As a breeding and finishing unit, Te Hape B is the largest operation in the Trust’s 10,000ha land portfolio. It uses both leased and ancestral lands to run on average 31000 stock units of which are 62% Perendale cross sheep and 38% of which are cattle, mainly Angus.
The day to day management of the farms has always been carried out by some very experienced and skilled Farm Managers some of whom have been in these positions for a number of years. Winters on the station can be tough so Farm Manager, Ian Valler and his staff try to finish as many animals as possible and reduce capital stock numbers before the weather changes by utilising cropping to improve live weight gain and fill feed gaps.
Te Hape took a brief venture into Organic Farming on Waiatara in which 234ha was fully certified and carried between 320 - 350 cattle plus 250 ewes. Although premiums were good this operation was discontinued as the markets were immature and did not grow and proved to be erratic.

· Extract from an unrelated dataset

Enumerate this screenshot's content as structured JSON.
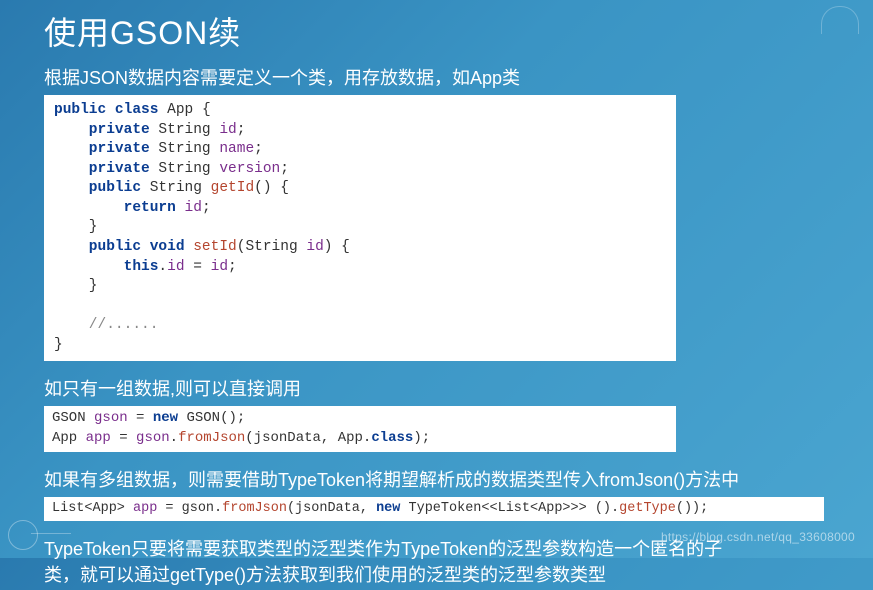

Today Te Tiroa and Te Hape Trust is economically strong enough to pay its shareholders dividends at 30% of net profit after tax. In addition, grants are offered for tangihanga and to eight Marae whose affiliation whakapapa to Rereahu. Interest from unclaimed dividends goes toward education grants.
Te Tiroa and Te Hape Trust have also embarked on a diversification strategy involving interests in Malaysia, the United Arab Emirates, China and Taiwan. Closer to home, it is undergoing due diligence to purchase two former Crafar dairy farms close by which is currently being managed by Landcorp.